My backyard chickadees let me know when their birdfeeders are empty. Photo Credit: Alan Pomerantz.
My latest column for The Record ponders the question: Can some wild birds recognize individual humans by our voices? Here goes:
By Jim Wright
Special to The Record | USA TODAY NETWORK – NEW JERSEY
Please don’t think me crazy, but sometimes I talk to birds. And I believe they sometimes talk to me. Not just any old wild birds, mind you – just certain birds in my yard, my hometown and my favorite birding haunts.
The backyard chickadees started it all several years back. I noticed that when I walked through the front door on winter mornings, they’d fly to the nearest tree branch and badger me to refill the feeders.
I’d tell them to hold their horses, and they waited impatiently while I went inside and got a scoop full of birdseed, and then followed me to the feeder. On the other hand, if the feeders were full, they ignored me. I had become part of their morning routine.
Soon after, when I kept an eye on several raptor nests in my area, I adopted a similar chatty strategy. I figured that while chickadees recognized me by sight, hawks and falcons and owls might also grow accustomed to the sound of my voice and accept me more readily.
Thus, when I monitored a pair of red-shouldered hawks that breed in my hometown, I began by keeping my distance and talking to them in a conversational voice. The goal was to observe them without disrupting their nesting activities. And it has worked without fail.
My approach is a variation on the advice of the famed author J.A. Baker. After following a pair of falcons wintering in the English countryside in the 1960s, he wrote: “To be recognized and accepted by a peregrine, you must wear the same clothes, travel by the same way, perform actions in the same order.” I merely talk in a soothing voice to the raptors as well.

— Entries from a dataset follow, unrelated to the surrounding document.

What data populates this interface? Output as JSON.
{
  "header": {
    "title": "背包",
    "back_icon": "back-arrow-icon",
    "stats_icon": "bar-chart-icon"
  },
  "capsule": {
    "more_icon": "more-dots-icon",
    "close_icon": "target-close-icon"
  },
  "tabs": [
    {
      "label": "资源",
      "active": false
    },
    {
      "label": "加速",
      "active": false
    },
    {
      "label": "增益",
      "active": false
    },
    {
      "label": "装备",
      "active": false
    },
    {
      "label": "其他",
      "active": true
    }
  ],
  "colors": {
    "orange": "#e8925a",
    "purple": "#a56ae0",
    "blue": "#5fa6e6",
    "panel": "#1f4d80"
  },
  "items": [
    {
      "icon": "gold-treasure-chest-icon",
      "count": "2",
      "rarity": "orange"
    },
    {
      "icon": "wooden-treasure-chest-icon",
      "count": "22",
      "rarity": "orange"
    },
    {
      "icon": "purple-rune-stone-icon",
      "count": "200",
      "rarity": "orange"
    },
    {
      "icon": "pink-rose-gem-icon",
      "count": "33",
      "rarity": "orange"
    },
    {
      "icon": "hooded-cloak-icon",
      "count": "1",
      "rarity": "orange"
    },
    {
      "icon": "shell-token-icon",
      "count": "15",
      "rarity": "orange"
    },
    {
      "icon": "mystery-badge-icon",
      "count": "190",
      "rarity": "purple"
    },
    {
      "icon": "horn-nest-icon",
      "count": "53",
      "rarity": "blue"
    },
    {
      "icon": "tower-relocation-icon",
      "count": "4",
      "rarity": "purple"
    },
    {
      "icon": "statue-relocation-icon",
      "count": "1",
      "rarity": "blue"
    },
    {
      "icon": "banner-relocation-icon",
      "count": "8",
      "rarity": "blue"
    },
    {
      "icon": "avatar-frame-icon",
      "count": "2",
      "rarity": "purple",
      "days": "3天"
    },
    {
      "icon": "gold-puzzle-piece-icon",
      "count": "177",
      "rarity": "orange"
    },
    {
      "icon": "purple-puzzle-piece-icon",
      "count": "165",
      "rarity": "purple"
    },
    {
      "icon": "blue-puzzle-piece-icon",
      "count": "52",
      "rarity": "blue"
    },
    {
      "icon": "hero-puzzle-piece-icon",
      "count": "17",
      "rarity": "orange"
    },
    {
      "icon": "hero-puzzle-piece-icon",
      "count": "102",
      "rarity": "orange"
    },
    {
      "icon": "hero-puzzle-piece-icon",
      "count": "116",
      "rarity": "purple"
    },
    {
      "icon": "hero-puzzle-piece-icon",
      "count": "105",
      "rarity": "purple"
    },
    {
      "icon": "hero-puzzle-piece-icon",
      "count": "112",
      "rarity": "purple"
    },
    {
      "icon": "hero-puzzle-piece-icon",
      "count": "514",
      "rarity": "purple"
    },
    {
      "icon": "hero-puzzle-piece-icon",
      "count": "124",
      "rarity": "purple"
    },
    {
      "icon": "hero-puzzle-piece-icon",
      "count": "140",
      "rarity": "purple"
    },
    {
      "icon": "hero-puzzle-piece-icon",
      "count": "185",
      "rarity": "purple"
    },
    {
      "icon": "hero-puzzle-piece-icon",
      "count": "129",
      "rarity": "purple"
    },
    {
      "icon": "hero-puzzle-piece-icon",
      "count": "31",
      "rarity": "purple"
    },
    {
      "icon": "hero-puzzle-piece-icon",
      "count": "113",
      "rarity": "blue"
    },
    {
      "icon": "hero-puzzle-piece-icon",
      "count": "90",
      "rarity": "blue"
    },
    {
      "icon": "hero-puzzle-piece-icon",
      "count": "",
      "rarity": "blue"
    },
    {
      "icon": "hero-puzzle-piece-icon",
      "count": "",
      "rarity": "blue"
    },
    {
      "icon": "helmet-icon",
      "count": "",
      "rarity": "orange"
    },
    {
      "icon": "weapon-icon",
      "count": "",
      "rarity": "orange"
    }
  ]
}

I am no latter-day Dr. Doolittle who talks to animals like an escapee from an old Disney flick. Because of my severe allergy to movie musicals, I never saw the 1967 movie of the same name, but I’m told that it involves a veterinarian who speaks in several animal languages and brags about it in (gasp!) song.
Although I’m confident my chatting strategy works, the research has been spotty. We know that crows can recognize individual people – especially ones they don’t like. And we know that in falconry, peregrines and other raptors recognize their keepers by voice. My hunch is that many bird species are a lot smarter on certain levels than we give them credit for.
There’s only one avian species I would never talk to. This blackbird is rarely seen in the wild in North Jersey, but I would ignore it anywhere. I don’t want to be accused of contributing to the delinquency of a mynah.